しかしながら、普通の住宅や練習スタジオ等での録音の場合はそうはいきませんし、自分で演奏して自分で録音〜のような、いわゆるセルフレコーディングの場合も多いと思います。
そこで、可能であればヘッドホン等でモニターするわけですが、実態として録音中に聞いた音と後でプレイバックを聞いた音では、かなり印象が違うというのが現実です。詮ずるところ、専用スタジオが使えないアマチュア環境での録音の成否は、レコーダーを回す前に、録音中には気付きにくい失敗ポイントを予測し、録音する前に回避策・補償策を採っておける〜か否かにかかっていると考えます。

上記をふまえ以下、代表的な注意ポイントを挙げてみます。

●周囲の雑音=マイクを音源に向ける・近づける。
録音対象の大きさ構造にもよりますが、物理的には録音対象とマイクの距離が半分になれば音は物理的には4倍になります。雑音との比率で考えると、雑音は4分の1になるということになります。

●衣擦れ
人間・声の場合は衣擦れが代表的なものになるかと思いますが、ピアノでは爪のカチカチ。フルートでは風切音等、録音対象が出す雑音も、録音時には気付きにくい時があります。

●録音中の低音は判別しにくい。
金属音のようなキンキンした音は、ヘッドホンをすることによってある程度遮断できますが、マフッ、モモー、といったような肌で感じるような低い音は、ヘッドホンのモニター音と生音の聞き分けはほぼ無理です。プレイバックを聞いて確認する他ありませんが、その場合も(低音において)信頼のおけるヘッドホンを正しく装着することが必須です。

●低レベル騒音(暗騒音)
時計、冷蔵庫、空調、トランス(蛍光灯)などの発している音(専門用語で暗騒音と言います)は、平素気にしていないので録音中も気になりませんが、プレイバックを聞くと俄かに目立つ場合があります。

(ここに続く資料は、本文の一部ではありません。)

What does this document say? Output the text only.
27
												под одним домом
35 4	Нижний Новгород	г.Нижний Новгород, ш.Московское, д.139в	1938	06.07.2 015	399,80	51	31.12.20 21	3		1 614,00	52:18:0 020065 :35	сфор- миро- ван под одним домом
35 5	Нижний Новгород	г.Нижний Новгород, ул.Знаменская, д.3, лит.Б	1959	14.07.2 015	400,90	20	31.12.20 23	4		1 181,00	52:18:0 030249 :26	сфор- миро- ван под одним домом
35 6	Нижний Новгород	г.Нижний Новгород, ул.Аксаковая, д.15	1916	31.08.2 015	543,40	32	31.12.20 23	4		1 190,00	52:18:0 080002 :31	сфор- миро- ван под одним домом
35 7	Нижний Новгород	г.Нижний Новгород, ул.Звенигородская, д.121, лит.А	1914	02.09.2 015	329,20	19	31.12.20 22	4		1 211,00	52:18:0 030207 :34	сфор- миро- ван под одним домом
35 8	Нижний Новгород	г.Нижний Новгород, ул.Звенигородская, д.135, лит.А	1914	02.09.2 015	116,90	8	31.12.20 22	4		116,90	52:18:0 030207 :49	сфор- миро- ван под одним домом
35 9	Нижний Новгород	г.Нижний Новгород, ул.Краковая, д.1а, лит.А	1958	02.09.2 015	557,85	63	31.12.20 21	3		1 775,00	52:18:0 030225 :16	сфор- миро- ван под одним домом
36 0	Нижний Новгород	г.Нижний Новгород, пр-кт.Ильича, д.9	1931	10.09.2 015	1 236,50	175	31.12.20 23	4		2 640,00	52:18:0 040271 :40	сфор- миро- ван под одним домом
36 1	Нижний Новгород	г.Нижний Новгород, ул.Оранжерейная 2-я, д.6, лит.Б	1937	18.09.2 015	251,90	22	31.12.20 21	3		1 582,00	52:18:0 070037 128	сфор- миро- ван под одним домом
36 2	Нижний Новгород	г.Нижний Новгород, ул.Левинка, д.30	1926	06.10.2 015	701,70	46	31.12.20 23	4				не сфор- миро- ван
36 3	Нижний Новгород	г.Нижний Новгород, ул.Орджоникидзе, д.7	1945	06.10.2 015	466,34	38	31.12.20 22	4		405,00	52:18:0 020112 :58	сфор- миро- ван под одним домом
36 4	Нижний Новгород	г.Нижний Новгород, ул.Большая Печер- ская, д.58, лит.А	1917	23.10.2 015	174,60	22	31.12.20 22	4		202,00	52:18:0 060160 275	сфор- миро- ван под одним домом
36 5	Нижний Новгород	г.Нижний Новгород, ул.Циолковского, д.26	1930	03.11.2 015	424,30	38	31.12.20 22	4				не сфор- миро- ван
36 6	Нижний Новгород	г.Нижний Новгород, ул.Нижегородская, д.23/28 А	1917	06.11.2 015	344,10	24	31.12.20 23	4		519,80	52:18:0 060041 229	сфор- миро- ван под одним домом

●低音のノイズーありがちなのは、エアコンの風、人の通過、ドアの開閉、床の振動(冷蔵庫や人の歩行)、自動車や鉄道(地下鉄)の通過音、ボイラー、エアコンの室外機等の音です。これらはいづれも録音している現場では気付きにくいものですが、マイクは確実に拾っています。
音はしていない?のに、レベルメーターが(比較的緩い動きで)大きく振れるような場合、エアコン等の風による「吹かれ」が疑われます。

●不測の不要音
常時鳴っているわけではないので気に留めにくい、動物の鳴き声、通行人の奇声、電車、地下鉄、エレベーター、トイレ排水、アラーム、チャイム、防災放送、電話等、録音が佳境に入ったところでヤラれたくないものです。